Keep containers tightly closed when not in use. Allow at least 10% air space between the surface of the ink and the container lid; this air pocket extends the ink's shelf life.

Never subject a UV ink to high temperatures or bright light. Keep the ink container away from the light emitted by your curing unit. Keep inked screens away from direct sunlight.

Avoid contaminating the ink with foreign chemicals - especially strong acids, strong alkalis, reactive metals, metal salts, and peroxides.

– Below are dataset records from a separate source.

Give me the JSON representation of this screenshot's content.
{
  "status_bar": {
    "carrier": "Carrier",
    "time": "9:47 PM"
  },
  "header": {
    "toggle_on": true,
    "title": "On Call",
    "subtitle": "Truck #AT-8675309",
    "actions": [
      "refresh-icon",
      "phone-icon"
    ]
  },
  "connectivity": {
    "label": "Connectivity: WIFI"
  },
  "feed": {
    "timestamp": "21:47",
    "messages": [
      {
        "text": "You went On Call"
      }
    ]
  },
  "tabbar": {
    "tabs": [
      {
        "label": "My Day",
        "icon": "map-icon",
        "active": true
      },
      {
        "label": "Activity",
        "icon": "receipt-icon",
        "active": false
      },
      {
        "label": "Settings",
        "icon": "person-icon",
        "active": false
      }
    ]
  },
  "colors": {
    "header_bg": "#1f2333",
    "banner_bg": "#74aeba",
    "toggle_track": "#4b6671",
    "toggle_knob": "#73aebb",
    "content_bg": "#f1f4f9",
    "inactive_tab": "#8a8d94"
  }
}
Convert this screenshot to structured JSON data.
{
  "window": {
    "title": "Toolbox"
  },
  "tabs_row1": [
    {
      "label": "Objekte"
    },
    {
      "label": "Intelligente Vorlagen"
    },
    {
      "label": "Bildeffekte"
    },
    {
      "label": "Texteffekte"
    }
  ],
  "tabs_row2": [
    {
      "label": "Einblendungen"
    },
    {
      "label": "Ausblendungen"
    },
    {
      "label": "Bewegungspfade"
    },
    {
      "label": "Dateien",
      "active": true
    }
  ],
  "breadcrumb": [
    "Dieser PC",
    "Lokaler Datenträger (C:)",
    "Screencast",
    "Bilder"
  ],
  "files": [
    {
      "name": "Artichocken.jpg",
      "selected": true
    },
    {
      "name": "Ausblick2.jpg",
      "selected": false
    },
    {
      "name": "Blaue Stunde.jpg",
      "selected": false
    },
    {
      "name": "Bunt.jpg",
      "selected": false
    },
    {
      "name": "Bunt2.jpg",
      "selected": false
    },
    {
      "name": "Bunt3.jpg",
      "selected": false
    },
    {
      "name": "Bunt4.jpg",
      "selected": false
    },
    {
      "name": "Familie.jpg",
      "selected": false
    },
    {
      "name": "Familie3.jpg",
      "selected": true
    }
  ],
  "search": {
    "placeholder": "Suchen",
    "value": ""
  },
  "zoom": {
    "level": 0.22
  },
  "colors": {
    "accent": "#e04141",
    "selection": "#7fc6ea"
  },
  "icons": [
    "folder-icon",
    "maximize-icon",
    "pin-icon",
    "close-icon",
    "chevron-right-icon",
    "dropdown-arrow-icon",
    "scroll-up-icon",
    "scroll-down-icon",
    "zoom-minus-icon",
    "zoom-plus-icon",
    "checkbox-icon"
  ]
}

Finally, make sure your disposal procedure for unused UV inks, contaminated clothing, used tools, and soiled rags complies with any regulations (local, state, or federal) that apply to waste material management in your area.
 
 
 
 

• Inks and coatings will improve.
• Curing and printing equipment will continue to advance.

• More opaque inks 
• Faster curing inks/coatings 
• Water-based systems of ink and coating for less pollution. 
• Exterior durability extending to 7 or 10 years. 
• A universal, more flexible ink/coating for every substrate. 
• Surface treatment will be eliminated.

• Cure faster 
• Run cooler 
• Become less expensive 
• Print faster 
• Occupy less space 
• Be less labor intensive

UV screen printing is a proven and successful process. As printing equipment, consumables and substrates have all improved dramatically, the implementation of correct process procedures now have yielded a trouble-free process. Those contemplating UV as an addition to their business can do so with confidence. By following the guidelines set forth here, and having established that there is sufficient need and sufficient market share available, moving into the process should be relatively simple.

Based on current performance and emerging developments, UV screen's viability is assured.